The Reconstruction Klan was composed of Confederate soldiers who moved from open warfare into guerrilla warfare; its mission was to preserve power and privilege, and to keep the South as close to the system of pre-war chattel slavery as possible. The Klan grew rapidly; former Confederate generals served as Grand Dragons for their respective states. Its first national leader was Nathan Bedford Forest, former cavalry general and slave trader.

In each voting precinct there is a captain who is required to make a list of
names; the Grand Commander of the state is then able to identify friends and opponents.

After Lincoln’s assassination, President Andrew Johnson—a white supremacist from Tennessee—ordered federal occupation troops to remain in their camps. Negro hunts were organized throughout the South; over 2000 blacks were murdered in Louisiana alone.

In 1868 Nathan Forest declared the KKK dissolved—although its terror continued and its organizational structure remained in tact. Under the 15th amendment, states were prohibited from interfering with freed men’s right to vote, although private groups continued to do so. Under pressure, Congress appointed a joint committee to investigate; hearings were held across the South. The U.S. government printed handbills offering protection to witnesses; the KKK distributed handbills threatening witnesses with death; harassment and torture continued.
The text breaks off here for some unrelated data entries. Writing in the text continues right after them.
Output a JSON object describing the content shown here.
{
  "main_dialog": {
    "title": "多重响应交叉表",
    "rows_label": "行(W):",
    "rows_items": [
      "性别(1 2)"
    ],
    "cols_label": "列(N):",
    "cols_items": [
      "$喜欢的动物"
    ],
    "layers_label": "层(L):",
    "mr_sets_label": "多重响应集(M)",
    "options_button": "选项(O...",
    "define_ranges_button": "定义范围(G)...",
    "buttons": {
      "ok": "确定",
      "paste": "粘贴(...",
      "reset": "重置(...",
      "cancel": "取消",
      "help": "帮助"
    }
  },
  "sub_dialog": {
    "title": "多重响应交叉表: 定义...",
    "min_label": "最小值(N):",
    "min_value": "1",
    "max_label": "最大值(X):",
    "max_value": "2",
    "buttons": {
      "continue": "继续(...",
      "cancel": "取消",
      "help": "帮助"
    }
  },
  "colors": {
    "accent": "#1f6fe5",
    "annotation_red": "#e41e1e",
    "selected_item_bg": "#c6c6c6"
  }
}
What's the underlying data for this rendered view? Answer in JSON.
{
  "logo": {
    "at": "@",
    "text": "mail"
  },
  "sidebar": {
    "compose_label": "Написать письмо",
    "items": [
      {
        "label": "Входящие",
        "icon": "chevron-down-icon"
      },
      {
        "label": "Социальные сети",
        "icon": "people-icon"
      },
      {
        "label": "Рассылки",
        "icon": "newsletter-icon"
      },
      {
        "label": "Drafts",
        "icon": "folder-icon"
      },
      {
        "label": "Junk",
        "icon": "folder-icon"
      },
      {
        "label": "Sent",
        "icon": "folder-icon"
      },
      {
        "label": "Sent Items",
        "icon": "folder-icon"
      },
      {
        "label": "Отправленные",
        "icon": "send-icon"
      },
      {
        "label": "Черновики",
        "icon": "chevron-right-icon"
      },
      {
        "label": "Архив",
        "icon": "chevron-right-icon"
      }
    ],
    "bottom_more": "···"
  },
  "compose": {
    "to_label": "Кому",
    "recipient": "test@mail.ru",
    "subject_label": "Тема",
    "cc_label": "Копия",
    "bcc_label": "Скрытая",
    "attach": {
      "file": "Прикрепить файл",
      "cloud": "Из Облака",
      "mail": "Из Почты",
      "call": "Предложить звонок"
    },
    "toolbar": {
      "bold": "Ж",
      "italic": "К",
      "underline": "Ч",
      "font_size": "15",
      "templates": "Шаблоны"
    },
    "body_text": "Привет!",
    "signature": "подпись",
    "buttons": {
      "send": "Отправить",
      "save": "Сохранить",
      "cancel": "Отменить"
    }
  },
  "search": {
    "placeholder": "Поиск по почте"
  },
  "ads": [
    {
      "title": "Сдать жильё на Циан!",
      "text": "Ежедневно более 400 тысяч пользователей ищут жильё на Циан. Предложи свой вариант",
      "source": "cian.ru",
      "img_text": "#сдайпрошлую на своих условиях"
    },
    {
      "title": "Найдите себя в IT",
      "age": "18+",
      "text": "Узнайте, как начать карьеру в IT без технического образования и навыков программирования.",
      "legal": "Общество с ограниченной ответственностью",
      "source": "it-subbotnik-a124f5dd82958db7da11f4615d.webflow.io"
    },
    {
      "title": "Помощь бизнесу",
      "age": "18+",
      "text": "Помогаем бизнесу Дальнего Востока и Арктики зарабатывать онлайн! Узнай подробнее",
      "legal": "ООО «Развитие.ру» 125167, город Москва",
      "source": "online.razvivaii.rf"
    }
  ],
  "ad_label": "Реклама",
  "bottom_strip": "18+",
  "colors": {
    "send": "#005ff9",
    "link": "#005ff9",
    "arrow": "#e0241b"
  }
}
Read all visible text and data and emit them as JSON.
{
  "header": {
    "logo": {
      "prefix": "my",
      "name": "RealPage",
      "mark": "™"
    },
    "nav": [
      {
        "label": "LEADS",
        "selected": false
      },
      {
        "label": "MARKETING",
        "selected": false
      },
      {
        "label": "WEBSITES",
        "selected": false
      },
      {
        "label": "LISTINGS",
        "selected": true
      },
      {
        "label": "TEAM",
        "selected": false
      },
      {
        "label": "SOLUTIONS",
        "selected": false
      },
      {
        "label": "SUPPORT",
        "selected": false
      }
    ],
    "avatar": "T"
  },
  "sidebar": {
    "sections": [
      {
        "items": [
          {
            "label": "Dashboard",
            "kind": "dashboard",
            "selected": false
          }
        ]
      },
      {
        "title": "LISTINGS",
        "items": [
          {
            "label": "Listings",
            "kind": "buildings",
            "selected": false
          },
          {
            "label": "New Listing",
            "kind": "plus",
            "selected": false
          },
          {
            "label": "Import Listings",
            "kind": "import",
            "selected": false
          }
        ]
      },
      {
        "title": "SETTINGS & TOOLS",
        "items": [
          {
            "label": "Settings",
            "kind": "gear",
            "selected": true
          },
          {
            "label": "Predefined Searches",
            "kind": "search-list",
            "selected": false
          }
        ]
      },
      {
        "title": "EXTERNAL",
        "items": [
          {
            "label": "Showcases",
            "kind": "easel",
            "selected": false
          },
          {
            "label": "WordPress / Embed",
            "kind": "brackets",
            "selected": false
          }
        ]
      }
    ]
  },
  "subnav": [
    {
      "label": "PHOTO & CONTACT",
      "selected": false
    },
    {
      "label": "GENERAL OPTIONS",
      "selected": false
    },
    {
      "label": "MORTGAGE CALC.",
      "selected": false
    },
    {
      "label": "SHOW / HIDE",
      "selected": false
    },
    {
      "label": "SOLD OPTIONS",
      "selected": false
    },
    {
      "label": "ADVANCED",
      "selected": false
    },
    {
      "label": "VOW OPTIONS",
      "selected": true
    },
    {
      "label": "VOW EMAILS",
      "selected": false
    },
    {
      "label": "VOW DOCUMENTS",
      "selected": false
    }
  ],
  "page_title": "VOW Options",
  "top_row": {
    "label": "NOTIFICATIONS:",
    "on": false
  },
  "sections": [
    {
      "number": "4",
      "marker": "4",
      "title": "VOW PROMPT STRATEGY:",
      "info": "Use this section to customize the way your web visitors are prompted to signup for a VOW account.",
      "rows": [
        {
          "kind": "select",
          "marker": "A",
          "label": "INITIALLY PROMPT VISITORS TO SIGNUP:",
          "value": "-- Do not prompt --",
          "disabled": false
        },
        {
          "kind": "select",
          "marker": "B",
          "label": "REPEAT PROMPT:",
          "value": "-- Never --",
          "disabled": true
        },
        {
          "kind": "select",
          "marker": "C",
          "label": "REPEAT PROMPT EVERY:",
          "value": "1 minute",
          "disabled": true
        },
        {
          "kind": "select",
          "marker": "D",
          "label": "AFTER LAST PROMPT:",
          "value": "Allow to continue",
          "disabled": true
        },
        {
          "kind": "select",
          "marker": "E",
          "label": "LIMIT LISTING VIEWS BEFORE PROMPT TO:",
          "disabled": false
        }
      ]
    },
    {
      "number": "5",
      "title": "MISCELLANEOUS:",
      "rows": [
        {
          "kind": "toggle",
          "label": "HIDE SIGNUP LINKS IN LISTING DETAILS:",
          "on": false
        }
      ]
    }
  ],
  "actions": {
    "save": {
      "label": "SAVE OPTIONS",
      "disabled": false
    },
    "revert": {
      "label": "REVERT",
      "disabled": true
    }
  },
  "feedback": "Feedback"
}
The Democratic Minority Report of the 1871 Investigative Committee dismissed the 167 Black witnesses in the hearings as devoid of sufficient intelligence; white witnesses were dismissed as unreliable mischief makers. Officials and populations were terrorized. At the 1876 Presidential elections, black communities were driven away from the polling places. The white police and militia had assumed the role of the Klan. The era of the lynch mob began and lasted for over fifty years.